Like most people, over my lifetime, my spine scale was heavily tipped in favor of forward bending. Sitting slouched at desks over books, slumping "comfortably" into couches and chairs, and later bending over patients added up to a lot of spine flexion. Did I ever bend all the way backward? Maybe a handful of times. It's no wonder I injured myself. Once I learned to look at how we position ourselves, however, I adopted several changes to narrow the gap between the amount of my spine's flexion and extension. Firstly, I almost always sit with a lumbar roll which places my lower spine (except L5-S1, which remains in 60% flexion in sitting) in extension, or at least neutral. If I don't have something to support me, I sit up straight, slouching only occasionally. Secondly, I spend more time lying on my stomach propped up on elbows while reading, watching television, or using electronic devices. Thirdly, given the choice, I often choose to stand instead of sit; for example, I will stand when using my computer on my high counter or when out at places like bars or concerts.

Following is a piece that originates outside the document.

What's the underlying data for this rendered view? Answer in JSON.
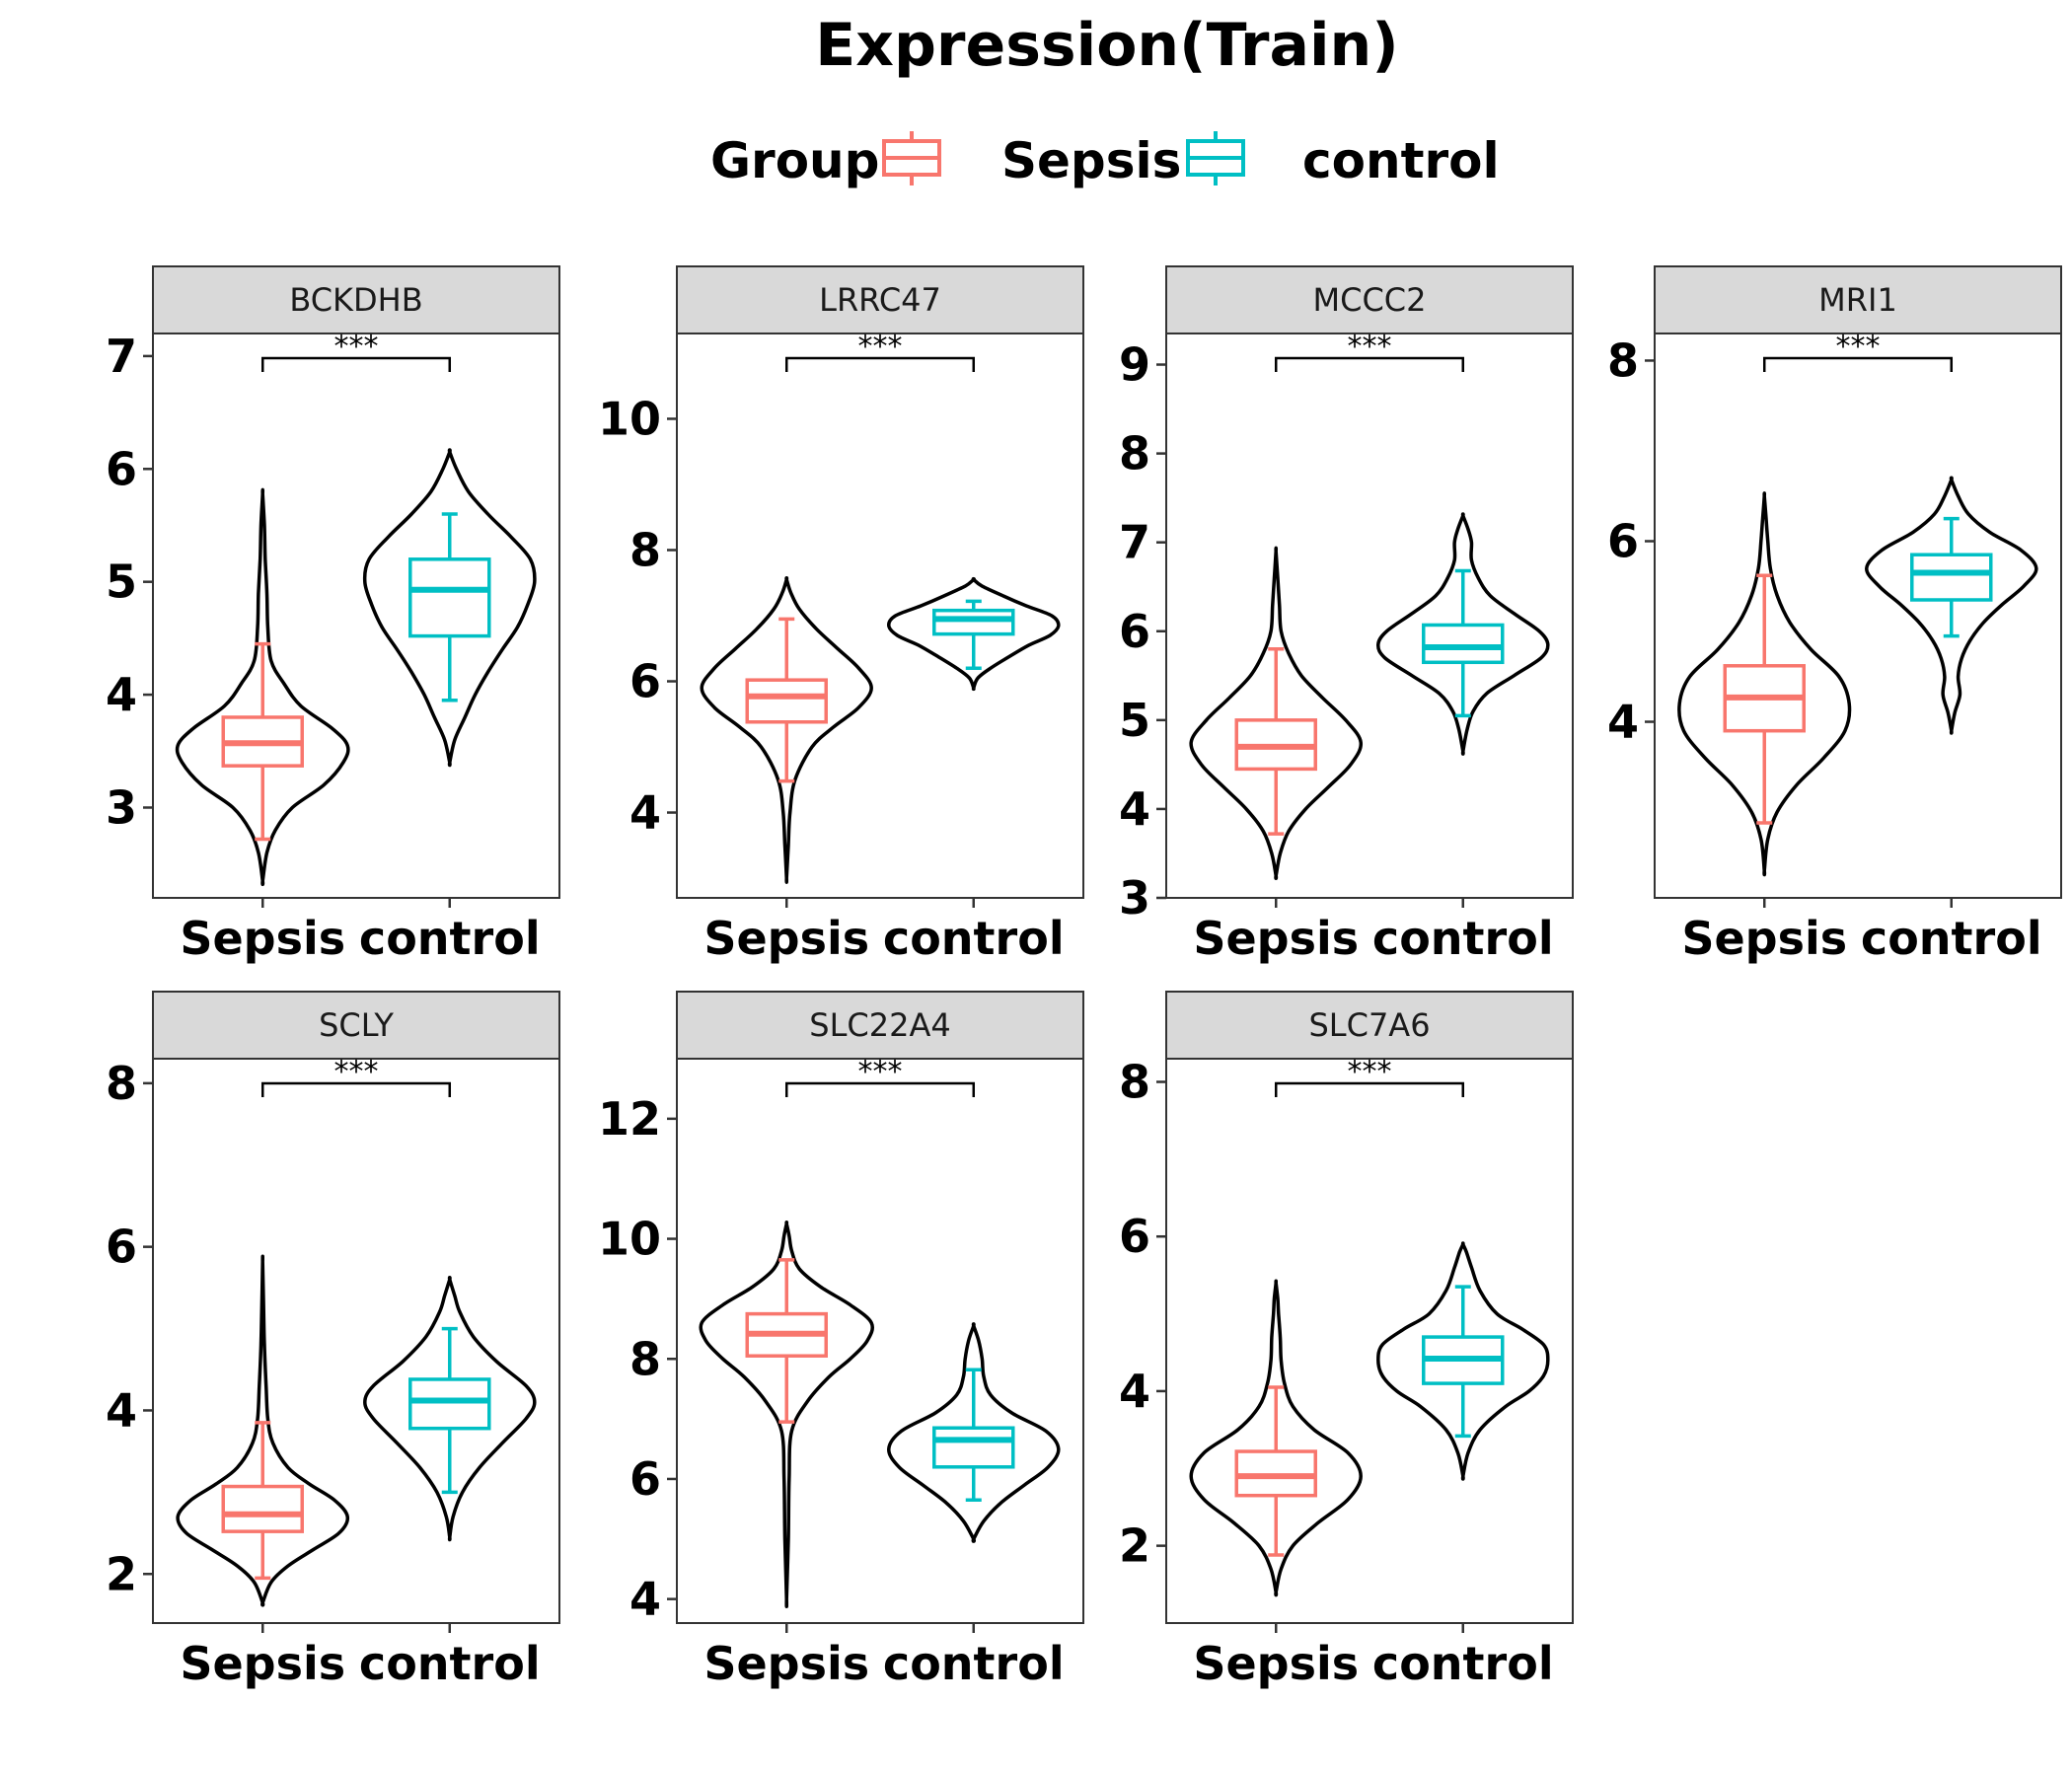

As far as the second component - deliberate movements - I have two go-tos. A few times a month, I'll notice I need to rotate my spine to one side so I'll do that. Most days, though, I move my neck, mid back, and low back into extension a few times. This tallies up to roughly 5 minutes per day, which is a more than reasonable price to pay to keep what I call the "body's fuse box" working correctly. -Laura
I approach fixing a patient's injury in three ways:
1. Find a specific movement to correct the injury.
2. Address and correct everyday habits (especially posture) which contribute to the injury.
3. Place the patient's activities which prevent the injury from healing on hold temporarily.
This video (about 2 minutes) is a nice example of how to correct everyday habits, including posture. Making these simple adjustments can make a world of difference to our bodies. (I'd prefer better posture on the bicycle, however. Or forgoing the biking for walking or jogging.) -- Laura
I can't emphasize the importance of correct posture enough. This example (image) has become the norm. And people often slouch for 8 or more hours per day - at work, in the car, on the sofa, and on the bed on their tablet or phone! It's important because of its effect over time. If your spine is nearly always bent forward (as it is with poor posture), something called creep occurs. Ligaments, tendons, etc. in the back of your spine get overstretched and things in the front get compressed. Basically, your spine gets out of whack! This in turn creates a vulnerability to injury. So it's no surprise when during a normal run, or when sneezing, or while picking up your newspaper your spine moves enough out of whack to become painful. Reaching for that cup of coffee wasn't a silly thing to do; you just didn't have a healthy, mobile spine to handle it! And the blame for that is usually years upon years of creep due to poor posture.